|Sea Dogs’ Tim Federowicz remembers Andrew Miller and Daniel Bard from UNC days||07.14.11 at 12:00 pm ET|
Daniel Bard hasn’t allowed a run since May 23, a stretch of 19 1/3 innings in which his ERA has plummeted from 3.60 to 2.05. The Red Sox are 4-0 in Andrew Miller’s four starts this year, and Miller himself is 3-0 with a 3.57 ERA.
This isn’t the first time Bard and Miller have played together. They were teammates at the University of North Carolina, two years ahead of Portland Sea Dog catcher Tim Federowicz. And Federowicz, who was a freshman at UNC when the two pitchers were juniors who were on the cusp of being drafted in the first round of the 2006 draft, said their powerful arms were evident even then.
“[Bard] and Andrew hit top 90s quite a few times,” Federowicz said before Portland’s game against the New Hampshire Fisher Cats on Saturday. “Both of them in college, you could tell how uncomfortable guys were in the box every time they would throw the ball.”
While Miller (who will start the Sox’ first game of the second half on Friday against Tampa Bay) and Bard may have overpowered ACC hitters – Miller set UNC records in single-season and career strikeouts, and Bard was named ACC Freshman of the Year in 2004 and ACC pitcher of the week twice in 2006 – Federowicz said it is their command that has led to their big-league success.

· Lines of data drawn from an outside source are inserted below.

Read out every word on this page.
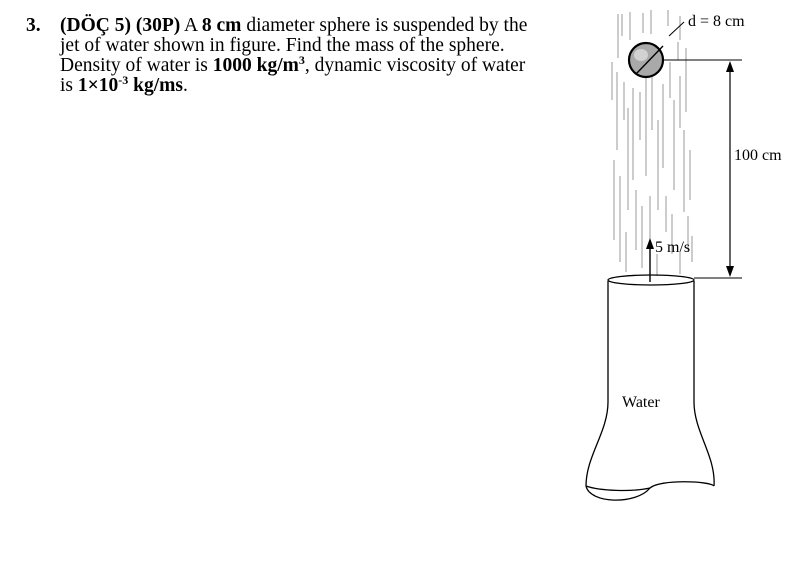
3. (DÖÇ 5) (30P) A 8 cm diameter sphere is suspended by the
jet of water shown in figure. Find the mass of the sphere.
Density of water is 1000 $kg/m^3$, dynamic viscosity of water
is $1\times 10^{-3}$ kg/ms.
d = 8 cm
100 cm
5 m/s
Water
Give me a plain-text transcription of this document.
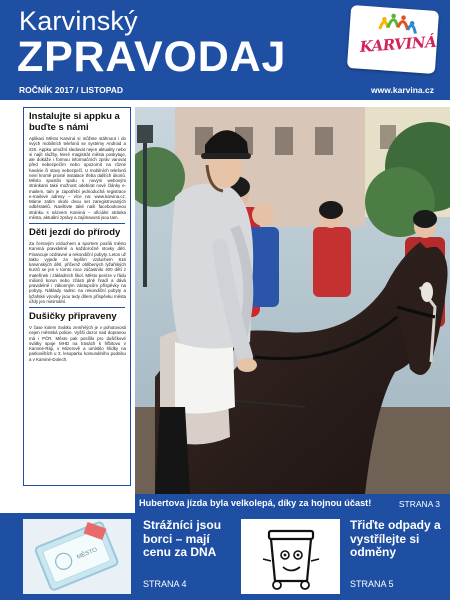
Karvinský
ZPRAVODAJ
ROČNÍK 2017 / LISTOPAD	www.karvina.cz
KARVINÁ
Instalujte si appku a buďte s námi
Aplikaci Město Karviná si můžete stáhnout i do svých mobilních telefonů se systémy Android a iOS. Appka umožní sledovat nejen aktuality nebo si najít služby, které magistrát města poskytuje, ale dokáže i formou informačních zpráv varovat před nebezpečím nebo upozornit na různé havárie či stavy nebezpečí. U mobilních telefonů není kromě prosté instalace třeba dalších úkonů. Město spustilo spolu s novým webovým stránkami také možnost odebírat nové články e-mailem, tam je zapotřebí jednoduchá registrace e-mailové adresy – více na: www.karvina.cz. Máme zatím okolo dvou set zaregistrovaných odběratelů. Navštivte také naši facebookovou stránku s názvem Karviná – oficiální stránka města, aktuální zprávy a zajímavosti jsou tam.
Děti jezdí do přírody
Za čerstvým vzduchem a sportem posílá město Karviná pravidelně a každoročně stovky dětí. Financuje ozdravné a rekondiční pobyty. Letos už takto vyjede za lepším vzduchem 616 karvinských dětí, přičemž oblíbených lyžařských kurzů se jen v tomto roce zúčastnilo 400 dětí z mateřinek i základních škol. Město peníze v řádu milionů korun nebo zčásti plně hradí a dává pravidelně i zákonným zástupcům příspěvky na pobyty. Náklady radnic na rekondiční pobyty a lyžařské výcviky jsou tedy dílem příspěvku města vždy jen minimální.
Dušičky připraveny
V čase kolem Svátku zemřelých je v pohotovosti nejen městská policie. Vyšší dozor nad dopravou má i PČR. Město pak posílilo pro dušičkové svátky spoje MHD na trasách k hřbitovu v Karviné-Ráji, v Mizerově a umístilo hlídky na parkovištích u 3. lesoparku komunálního podniku a v Karviné-Dolech.
Hubertova jízda byla velkolepá, díky za hojnou účast!	STRANA 3
MĚSTO
Strážníci jsou borci – mají cenu za DNA
STRANA 4
Třiďte odpady a vystřílejte si odměny
STRANA 5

“Anybody can hit a fastball in the upper 90s if you leave it over the middle of the plate,” Federowicz said. “Daniel, I think his big thing is his command, his command of his fastball. I mean, guys go up there knowing they’re going to get the fastball, but they’re still waiting for a pitch that they can hit, and he just never really gives them a pitch they can hit.”
Federowicz added that Bard only runs into trouble when he loses command and leaves his fastballs up in the zone and over the plate.

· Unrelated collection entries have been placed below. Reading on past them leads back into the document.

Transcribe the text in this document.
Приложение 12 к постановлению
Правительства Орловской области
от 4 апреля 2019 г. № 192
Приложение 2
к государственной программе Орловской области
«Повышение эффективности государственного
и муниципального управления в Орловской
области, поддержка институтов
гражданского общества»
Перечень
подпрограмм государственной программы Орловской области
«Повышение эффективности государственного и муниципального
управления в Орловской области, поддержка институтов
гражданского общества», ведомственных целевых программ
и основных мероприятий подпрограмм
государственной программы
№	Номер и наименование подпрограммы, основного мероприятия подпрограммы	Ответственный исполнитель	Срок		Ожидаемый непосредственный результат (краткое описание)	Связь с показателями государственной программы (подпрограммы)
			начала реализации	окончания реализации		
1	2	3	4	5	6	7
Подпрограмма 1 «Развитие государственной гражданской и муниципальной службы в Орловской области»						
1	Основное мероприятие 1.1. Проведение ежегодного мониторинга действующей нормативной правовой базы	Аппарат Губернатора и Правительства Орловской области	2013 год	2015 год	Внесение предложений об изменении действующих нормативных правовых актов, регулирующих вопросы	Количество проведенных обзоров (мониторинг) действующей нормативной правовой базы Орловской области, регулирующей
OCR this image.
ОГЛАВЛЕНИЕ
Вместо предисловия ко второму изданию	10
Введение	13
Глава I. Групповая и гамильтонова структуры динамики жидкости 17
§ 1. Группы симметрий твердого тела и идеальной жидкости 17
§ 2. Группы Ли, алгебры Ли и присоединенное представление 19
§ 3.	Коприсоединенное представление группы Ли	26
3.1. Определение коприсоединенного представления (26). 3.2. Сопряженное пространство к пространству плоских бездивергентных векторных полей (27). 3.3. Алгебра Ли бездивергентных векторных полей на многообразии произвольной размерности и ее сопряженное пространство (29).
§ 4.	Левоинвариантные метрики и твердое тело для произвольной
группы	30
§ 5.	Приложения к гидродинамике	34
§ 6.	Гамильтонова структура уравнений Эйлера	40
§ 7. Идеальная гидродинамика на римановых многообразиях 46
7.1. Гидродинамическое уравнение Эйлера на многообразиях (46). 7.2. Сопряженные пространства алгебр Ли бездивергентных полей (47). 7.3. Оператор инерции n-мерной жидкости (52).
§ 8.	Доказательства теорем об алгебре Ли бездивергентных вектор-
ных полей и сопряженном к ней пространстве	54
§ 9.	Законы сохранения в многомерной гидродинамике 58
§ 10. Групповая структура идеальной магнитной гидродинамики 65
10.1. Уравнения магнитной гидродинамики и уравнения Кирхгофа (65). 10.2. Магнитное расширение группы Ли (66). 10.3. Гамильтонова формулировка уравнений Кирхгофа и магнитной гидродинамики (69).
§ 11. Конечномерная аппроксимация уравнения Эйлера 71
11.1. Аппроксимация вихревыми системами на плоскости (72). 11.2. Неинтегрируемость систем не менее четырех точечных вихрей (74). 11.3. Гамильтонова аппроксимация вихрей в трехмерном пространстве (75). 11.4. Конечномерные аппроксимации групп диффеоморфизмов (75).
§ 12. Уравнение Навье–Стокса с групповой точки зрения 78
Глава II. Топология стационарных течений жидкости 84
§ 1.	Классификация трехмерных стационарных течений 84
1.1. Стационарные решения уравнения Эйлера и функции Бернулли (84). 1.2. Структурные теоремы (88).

“It doesn’t matter if you’re throwing 9 mph or 98,” the catcher suggested. “If you leave it over the plate, yeah, guys are going to miss a little bit more with Daniel and Andrew, but you leave it over the middle of the plate, their guys are going to hit it anyways.”
Miller, Federowicz said, had the command back in college that Bard now has, with “unreal” movement on his fastball.
“He would just start that fastball middle and it would end up on the outside corner like it was nothing,” Federowicz recalled. He added that Miller’s throwing motion across his body made him “a little bit more deceiving to the hitters and a lot harder for them to time him up.”
To stay in the big leagues, he added, Miller will need to sustain that command.
“He wants to keep the walk numbers down, and of course with that the strikeout numbers will go up,” the catcher suggested. “Guys aren’t comfortable in the box, and a lot of their approaches are, ‘Take, take, take.’ … Well, if he doesn’t walk you, and he doesn’t throw balls, then it’s going to be hard to take, take, take. They’re going to have to start swinging, and that’s when it gets tough on them, and they won’t be able to square him up. That’s going to work for him a lot. He’s going to be very successful if he does that.”
Federowicz said that good off-speed pitches are necessary to keep opposing hitters from sitting on fastballs, and that both Bard and Miller have strong off-speed stuff, especially sliders, making them more effective major league pitchers.
After a dominating college career, Miller struggled in his first five years in the pro ranks from 2006-10 while with the Tigers and then Marlins. Federowicz suggested that the influence of a Red Sox player development system that has yielded top pitchers such as Bard, Jon Lester and Clay Buchholz has been significant.
“He’s with a winning program right now. He’s with a winning organization that most likely will be in the World Series this year, knock on wood,” said Federowicz. “I think he’s happy where he is, and as long as they keep winning, everyone’s going to be happy with his pitching.”
Should Federowicz reach the majors, the presence of Bard and Miller on his team would provide a “sense of comfort.” He said that although Bard and Miller controlled the games back at UNC, “I think we worked very well together, and I think they had a lot of success when I was back there.”
Added Federowicz, “I hope that it continues.”